“Price on application” is a tag applied to some properties on the market, the price of which, for one reason or another, the agent or owner wants to keep secret. The theory is that an interested buyer will make the effort to call the agent, to find out the price, and even then, agents can prove to be cagey, to say the least.
So what is POA all about, why are some properties marketed this way, and most importantly, does it work?
A price can be kept secret for a number of reasons: the owner could have requested it, perhaps to keep this information from his neighbours or family; he could be a celebrity, and value his privacy generally, so this is just a natural extension of his cautiousness. There is usually only one reason for an agent to choose to market a house at POA: if he has absolutely no idea what it’s worth. He doesn’t want to commit himself to an asking price, so by marking the property without a price, in essence, he may hope to generate enquiries to help him gauge the likely interest and so determine a suitable asking price.

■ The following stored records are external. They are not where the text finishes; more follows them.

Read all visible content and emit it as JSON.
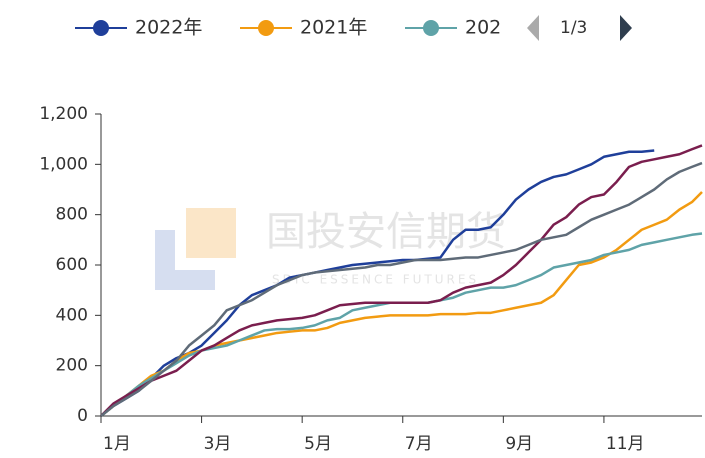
{
  "chart_data": {
    "type": "line",
    "legend_page": "1/3",
    "watermark": "国投安信期货",
    "watermark_sub": "SDIC ESSENCE FUTURES",
    "x": [
      1,
      1.25,
      1.5,
      1.75,
      2,
      2.25,
      2.5,
      2.75,
      3,
      3.25,
      3.5,
      3.75,
      4,
      4.25,
      4.5,
      4.75,
      5,
      5.25,
      5.5,
      5.75,
      6,
      6.25,
      6.5,
      6.75,
      7,
      7.25,
      7.5,
      7.75,
      8,
      8.25,
      8.5,
      8.75,
      9,
      9.25,
      9.5,
      9.75,
      10,
      10.25,
      10.5,
      10.75,
      11,
      11.25,
      11.5,
      11.75,
      12,
      12.25,
      12.5,
      12.75,
      12.95
    ],
    "xlim": [
      1,
      12.95
    ],
    "xticks": [
      {
        "value": 1,
        "label": "1月"
      },
      {
        "value": 3,
        "label": "3月"
      },
      {
        "value": 5,
        "label": "5月"
      },
      {
        "value": 7,
        "label": "7月"
      },
      {
        "value": 9,
        "label": "9月"
      },
      {
        "value": 11,
        "label": "11月"
      }
    ],
    "ylim": [
      0,
      1200
    ],
    "yticks": [
      0,
      200,
      400,
      600,
      800,
      {
        "value": 1000,
        "label": "1,000"
      },
      {
        "value": 1200,
        "label": "1,200"
      }
    ],
    "series": [
      {
        "name": "2022年",
        "color": "#1f3f9a",
        "values": [
          0,
          40,
          70,
          100,
          150,
          200,
          230,
          250,
          280,
          330,
          380,
          440,
          480,
          500,
          520,
          550,
          560,
          570,
          580,
          590,
          600,
          605,
          610,
          615,
          620,
          620,
          625,
          630,
          700,
          740,
          740,
          750,
          800,
          860,
          900,
          930,
          950,
          960,
          980,
          1000,
          1030,
          1040,
          1050,
          1050,
          1055,
          null,
          null,
          null,
          null
        ]
      },
      {
        "name": "2021年",
        "color": "#f29b11",
        "values": [
          0,
          40,
          80,
          120,
          160,
          180,
          220,
          250,
          260,
          280,
          290,
          300,
          310,
          320,
          330,
          335,
          340,
          340,
          350,
          370,
          380,
          390,
          395,
          400,
          400,
          400,
          400,
          405,
          405,
          405,
          410,
          410,
          420,
          430,
          440,
          450,
          480,
          540,
          600,
          610,
          630,
          660,
          700,
          740,
          760,
          780,
          820,
          850,
          890
        ]
      },
      {
        "name": "202",
        "color": "#5fa3a8",
        "values": [
          0,
          40,
          80,
          120,
          150,
          180,
          210,
          240,
          260,
          270,
          280,
          300,
          320,
          340,
          345,
          345,
          350,
          360,
          380,
          390,
          420,
          430,
          440,
          450,
          450,
          450,
          450,
          460,
          470,
          490,
          500,
          510,
          510,
          520,
          540,
          560,
          590,
          600,
          610,
          620,
          640,
          650,
          660,
          680,
          690,
          700,
          710,
          720,
          725
        ]
      },
      {
        "color": "#7a1e4e",
        "values": [
          0,
          50,
          80,
          110,
          140,
          160,
          180,
          220,
          260,
          280,
          310,
          340,
          360,
          370,
          380,
          385,
          390,
          400,
          420,
          440,
          445,
          450,
          450,
          450,
          450,
          450,
          450,
          460,
          490,
          510,
          520,
          530,
          560,
          600,
          650,
          700,
          760,
          790,
          840,
          870,
          880,
          930,
          990,
          1010,
          1020,
          1030,
          1040,
          1060,
          1075
        ]
      },
      {
        "color": "#5f6b78",
        "values": [
          0,
          40,
          70,
          100,
          140,
          180,
          220,
          280,
          320,
          360,
          420,
          440,
          460,
          490,
          520,
          540,
          560,
          570,
          575,
          580,
          585,
          590,
          600,
          600,
          610,
          620,
          620,
          620,
          625,
          630,
          630,
          640,
          650,
          660,
          680,
          700,
          710,
          720,
          750,
          780,
          800,
          820,
          840,
          870,
          900,
          940,
          970,
          990,
          1005
        ]
      }
    ]
  }
}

But – and it is a big but – if this property is marketed on the internet, POA doesn’t work! Once upon a time when the internet was just a baby (and so were most of today’s agents) an agent could make up an asking price on the spot when challenged by a buyer. These days, nothing is secret thanks to the internet. You see, when a property is uploaded to a property portal, POA is merely the descriptor; an asking price has to be selected. Therefore, all a buyer needs to do is to enter a wide search, in terms of asking prices and area, and the so-called secretly-priced property will magically appear in the slot allocated by the uploaded asking price.
Let me give you an example: if I enter ‘Reigate’ into Rightmove, with no upper price limit, I may get a list of properties with a POA property right at the top, with no way of knowing its real asking price. If however, I extend the area to say, 10 miles of Reigate, the POA property will then show in order and I will be able to see roughly where it sits. The reason the POA will probably show at the top of my list by the way, is that POAs tend to be in the upper price brackets, typically at more than £2.5 million.
POA is in my opinion, a little bit arrogant, misguided and it doesn’t work. Can you imagine if next time you go into your local newsagent, all the stickers on the cans of Coke and the baked beans simply say ‘price on application’?!
If you’re a seller with a unique, hard-to-price house for sale, don’t let your agent talk you into it, and if you’re an agent, re-educate your client so they understand why it’s such a bad idea.